El día 22 de mayo hubo en Morella un ventarrón frío y la gente estuvo metida en casa, no se oyó cañoneo en las inmediaciones del pueblo. El 23 comenzaron los liberales a bombardear el fuerte de San Pedro Mártir. Se contó entre la gente que unas compañías carlistas del batallón de Valencia hicieron retroceder a los cristinos y se celebró esto como una gran victoria para animar el espíritu de los morellanos.

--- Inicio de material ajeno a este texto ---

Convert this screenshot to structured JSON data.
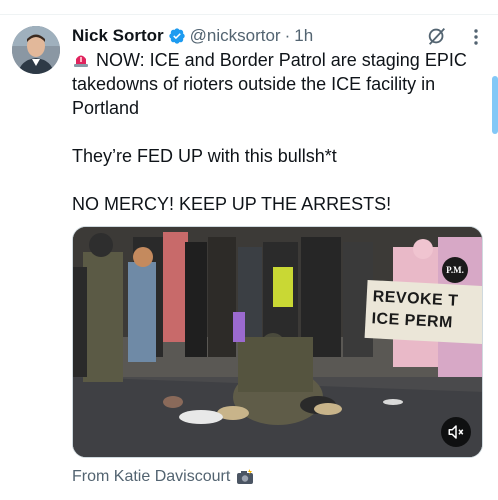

Le pregunté qué había de cierto en ello a Lazamborda y me contestó:
—¡Bah! Eso no significa nada.
El día 24 siguió el cañoneo desde la mañana y el gobernador Peret del Ríu hizo una salida con un regimiento de miñones. Vimos desde la muralla cómo avanzaban y retrocedían los soldados, pero no nos dimos cuenta de quién llevaba la mejor parte en la acción. Se vio que corrían por el campo los pelotones de caballería y brillaban los sables y las puntas de las lanzas al sol. El resultado del encuentro no pareció muy claro. Lo peor para los carlistas fue que algunos soldados del fuerte de San Pedro Mártir se pasaron a Espartero.
«El fuerte no tendrá más remedio que rendirse», me dijo Lazamborda.

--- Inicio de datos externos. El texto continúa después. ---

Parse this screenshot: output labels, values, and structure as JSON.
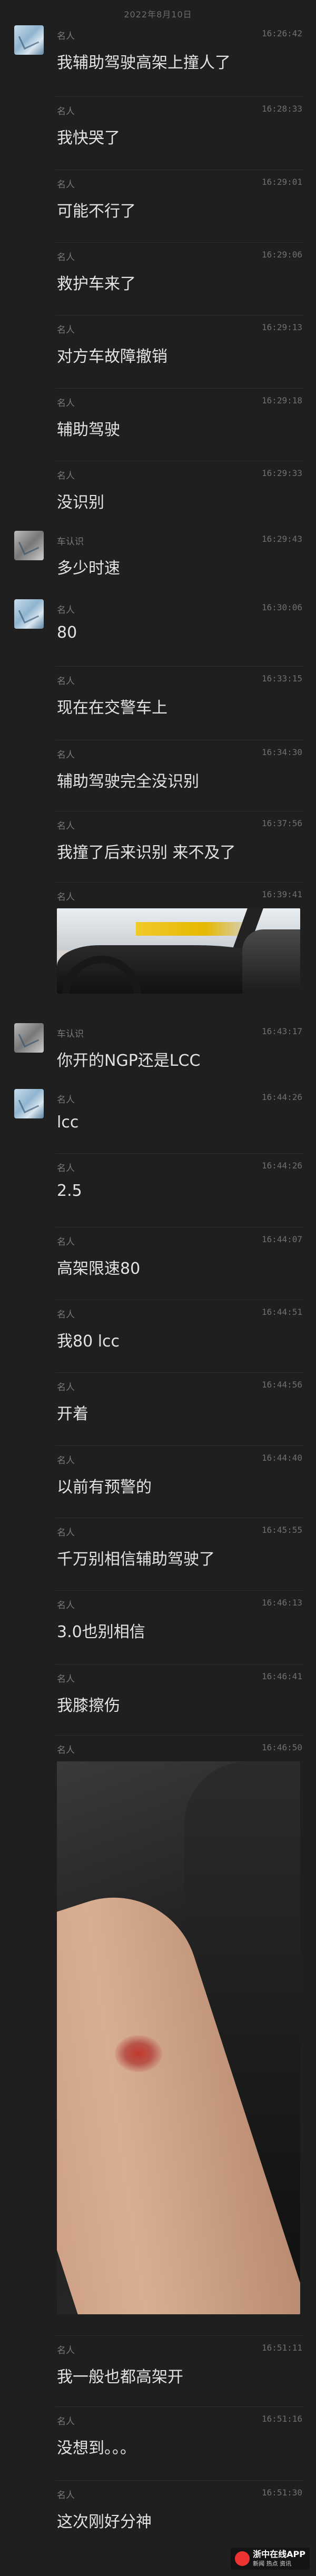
{
  "header": {
    "date": "2022年8月10日"
  },
  "messages": [
    {
      "name": "名人",
      "time": "16:26:42",
      "text": "我辅助驾驶高架上撞人了"
    },
    {
      "name": "名人",
      "time": "16:28:33",
      "text": "我快哭了"
    },
    {
      "name": "名人",
      "time": "16:29:01",
      "text": "可能不行了"
    },
    {
      "name": "名人",
      "time": "16:29:06",
      "text": "救护车来了"
    },
    {
      "name": "名人",
      "time": "16:29:13",
      "text": "对方车故障撤销"
    },
    {
      "name": "名人",
      "time": "16:29:18",
      "text": "辅助驾驶"
    },
    {
      "name": "名人",
      "time": "16:29:33",
      "text": "没识别"
    },
    {
      "name": "车认识",
      "time": "16:29:43",
      "text": "多少时速"
    },
    {
      "name": "名人",
      "time": "16:30:06",
      "text": "80"
    },
    {
      "name": "名人",
      "time": "16:33:15",
      "text": "现在在交警车上"
    },
    {
      "name": "名人",
      "time": "16:34:30",
      "text": "辅助驾驶完全没识别"
    },
    {
      "name": "名人",
      "time": "16:37:56",
      "text": "我撞了后来识别 来不及了"
    },
    {
      "name": "名人",
      "time": "16:39:41",
      "image": "car-interior-photo"
    },
    {
      "name": "车认识",
      "time": "16:43:17",
      "text": "你开的NGP还是LCC"
    },
    {
      "name": "名人",
      "time": "16:44:26",
      "text": "lcc"
    },
    {
      "name": "名人",
      "time": "16:44:26",
      "text": "2.5"
    },
    {
      "name": "名人",
      "time": "16:44:07",
      "text": "高架限速80"
    },
    {
      "name": "名人",
      "time": "16:44:51",
      "text": "我80 lcc"
    },
    {
      "name": "名人",
      "time": "16:44:56",
      "text": "开着"
    },
    {
      "name": "名人",
      "time": "16:44:40",
      "text": "以前有预警的"
    },
    {
      "name": "名人",
      "time": "16:45:55",
      "text": "千万别相信辅助驾驶了"
    },
    {
      "name": "名人",
      "time": "16:46:13",
      "text": "3.0也别相信"
    },
    {
      "name": "名人",
      "time": "16:46:41",
      "text": "我膝擦伤"
    },
    {
      "name": "名人",
      "time": "16:46:50",
      "image": "arm-injury-photo"
    },
    {
      "name": "名人",
      "time": "16:51:11",
      "text": "我一般也都高架开"
    },
    {
      "name": "名人",
      "time": "16:51:16",
      "text": "没想到。。。"
    },
    {
      "name": "名人",
      "time": "16:51:30",
      "text": "这次刚好分神"
    }
  ],
  "watermark": {
    "title": "浙中在线APP",
    "subtitle": "新闻 热点 资讯"
  },
  "colors": {
    "background": "#1f1f1f",
    "text": "#e3e3e3",
    "meta": "#7a7a7a"
  }
}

El día 25 por la madrugada se oyó un terrible cañoneo hacia San Pedro Mártir y una gran algarabía en las primeras horas de la tarde.
El fuerte se había rendido. Espartero mandó a un oficial ex carlista de los convenidos en Vergara como parlamentario y este oficial fue quien persuadió a los del fuerte a que se rindieran.
Al saberlo, puse en el balcón central de la calle de la Virgen las dos toallas blancas y la chaqueta negra como señal y al día siguiente un comandante y dos tenientes se descolgaron por la muralla y se pasaron a los liberales.
Peret del Riu, Castilla y sus ayudantes recorrían las calles para animar el espíritu de la ciudad. Iban con ellos varios curas y frailes, entre ellos Llorens y Escorihuela.
Se ponían a perorar en las esquinas y en lo alto de las barricadas y llegaban a entusiasmar a los soldados.
Lazamborda indiferente decía: «¡Bah!, todo eso no sirve para nada».
Había comenzado el bombardeo del pueblo y del castillo. Venían por el aire las bombas, despacio; metían estas un ruido como el graznido de un cuervo. La gente las llamaba las grullas.
En general los cristinos disparaban contra el castillo y las fortificaciones, pero algunas bombas caían en las casas y atravesaban el tejado y los suelos, y reventaban o quedaban en el piso bajo.
Por consejo de Lazamborda, Marieta, el tío Sento y yo pusimos colchones en los balcones y ventanas y una capa espesa de hierba, paja y ramaje en el suelo de la guardilla, para que si caía una granada no atravesara los techos y traspasara la casa.
La población creía o aparentaba creer que de un momento a otro aparecería Cabrera.
«Dentro de poco está aquí don Ramón —se decía—. ¡Va a venir Cabrera! ¡Va a venir Cabrera!, no hay que apurarse.»
La gente del pueblo tenía una credulidad ciega; no había modo de sugerirles una duda, yo supuse que mientras no sufrieran algún descalabro serio, guardarían aquella confianza ilimitada en Cabrera y su ejército.
Mientras tanto, había, pues, que esperar. Creían en las palabras como en algo sagrado.
«Ya lo ha dicho Cabrera: si atacan Morella, él vendrá a salvarla.»
Daban ganas de preguntar, y yo lo hubiera hecho de no existir el peligro: «¿Es que todo lo asegurado por Cabrera se ha realizado?».
Y ellos hubiesen contestado, no; pero después hubiesen afirmado que no, era igual que sí.
Lazamborda y Alzaga, su jefe, no tenían confianza y se encogían de hombros ante las ilusiones de la gente. Alzaga decidió trazar una nueva línea de trincheras. Lazamborda era su lugarteniente y tenía a sus órdenes varios pelotones de soldados de ingeniería y de miñones.
Después de sus trabajos, Alzaga y Lazamborda venían a casa y charlábamos al lado del fuego. Alzaga me dijo que indudablemente en el Maestrazgo se podía sostener la guerra mucho tiempo; pero si Espartero traía, como se decía, tanta gente, la resistencia sería difícil en Morella.